What Can Individuals Do To Tackle Microaggressions?
Address The Perpetrator
Sometimes, people express stereotypical ideas without even realizing it. Instead of losing their composure and responding immediately, victims may want to politely ask for clarification. They can give the other person the opportunity to better explain themselves since it might be a misunderstanding. If it was indeed a microaggression, victims should clearly express how they feel. Saying, “I felt uncomfortable when you said that,” often opens up a dialogue and helps the perpetrator realize that they made a mistake. Also, victims should be firm and not afraid to set their boundaries. It’s necessary to let the other person know they need to improve themselves and not repeat harmful behaviors.
Talk About Consequences
When an individual doesn’t realize how harmful their behavior is and continues with their microaggressions, victims should talk about the consequences. They should speak with Human Resources and offer detailed documentation of all the discriminatory incidents. Keeping a record of every microaggression, including the date, time, and location, is helpful. Witnesses, if available, will also be of assistance. Additionally, before speaking to HR, anyone needs to know their rights. Being familiar with company policies about discrimination and harassment will help individuals support their claims further. If needed, HR will carve out strategies to address and solve the issue at hand.
Acknowledge And Apologize
After someone has informed a colleague about the impact of their microaggression, they should own up to it and apologize. They must acknowledge their wrongdoing, even if it was completely unintentional. Colleagues can be fully honest and express their lack of knowledge or education on a specific matter. As a result, victims are more likely to feel that their emotions are respected and that their coworkers value them. Also, an apology goes a long way toward repairing damaged relationships. However, one shouldn’t expect that the person who has been wronged will accept it or must do so.
Educate Yourself And Raise Awareness
The first step after a colleague confronts their aggressor is for the latter to educate themselves. From reading books and articles to watching documentaries, there are a myriad of helpful resources.

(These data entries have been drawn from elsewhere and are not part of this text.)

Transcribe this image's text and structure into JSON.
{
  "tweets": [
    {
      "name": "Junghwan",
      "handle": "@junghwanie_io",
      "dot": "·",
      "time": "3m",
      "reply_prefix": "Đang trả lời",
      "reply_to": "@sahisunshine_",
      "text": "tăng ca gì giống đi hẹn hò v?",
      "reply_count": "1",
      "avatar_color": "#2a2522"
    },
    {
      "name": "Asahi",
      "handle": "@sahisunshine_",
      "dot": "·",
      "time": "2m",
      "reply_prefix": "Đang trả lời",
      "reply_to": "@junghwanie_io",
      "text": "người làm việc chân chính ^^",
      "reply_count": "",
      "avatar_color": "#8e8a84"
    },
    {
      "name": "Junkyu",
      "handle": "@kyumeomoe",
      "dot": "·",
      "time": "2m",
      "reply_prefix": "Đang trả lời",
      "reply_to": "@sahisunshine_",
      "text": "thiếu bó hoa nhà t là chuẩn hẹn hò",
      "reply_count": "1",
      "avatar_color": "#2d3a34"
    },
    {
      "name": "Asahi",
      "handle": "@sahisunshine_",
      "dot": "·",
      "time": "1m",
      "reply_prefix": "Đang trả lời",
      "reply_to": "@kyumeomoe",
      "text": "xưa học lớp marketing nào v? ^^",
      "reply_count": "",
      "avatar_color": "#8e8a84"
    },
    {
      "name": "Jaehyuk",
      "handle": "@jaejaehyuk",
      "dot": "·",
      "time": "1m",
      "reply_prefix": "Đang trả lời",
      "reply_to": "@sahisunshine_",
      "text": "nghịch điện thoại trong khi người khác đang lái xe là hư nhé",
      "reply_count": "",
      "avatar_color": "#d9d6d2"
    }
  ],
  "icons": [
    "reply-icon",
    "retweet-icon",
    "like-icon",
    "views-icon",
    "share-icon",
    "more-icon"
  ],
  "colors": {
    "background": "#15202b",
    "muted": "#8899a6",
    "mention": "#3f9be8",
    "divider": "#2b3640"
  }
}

They will uncover one’s biases and misconceptions about marginalized groups and work toward fixing them. As a result, people will be able to be “microresistant” and stand up on other people’s behalf. In other words, they will engage in active allyship and help underrepresented groups find their voices and confidence in the workplace. Consequently, they will be raising awareness regarding unconscious biases and stereotypes expressed at work.
Advocate For Policy Changes
Someone who understands how microaggressions impact victims can potentially be a great advocate. Colleagues who belong to more privileged groups can hold a survey and ask underrepresented people how they feel about the levels of equity, diversity, and inclusion in the company. Depending on the results, they can go even further and ask upper management for more resources to support marginalized groups. Additionally, they can push for the creation of learning courses so that everyone learns the appropriate way to speak to their colleagues.
While microaggressions happen on an individual level, companies and managers have a responsibility to be aware of such occurrences. Letting them go unchecked can ingrain them into corporate culture and create severe obstacles to teamwork. HR professionals need to correct discriminatory behaviors and offer support to victims. As a result, workers feel respected and included and will most likely stay with their employer for the long term.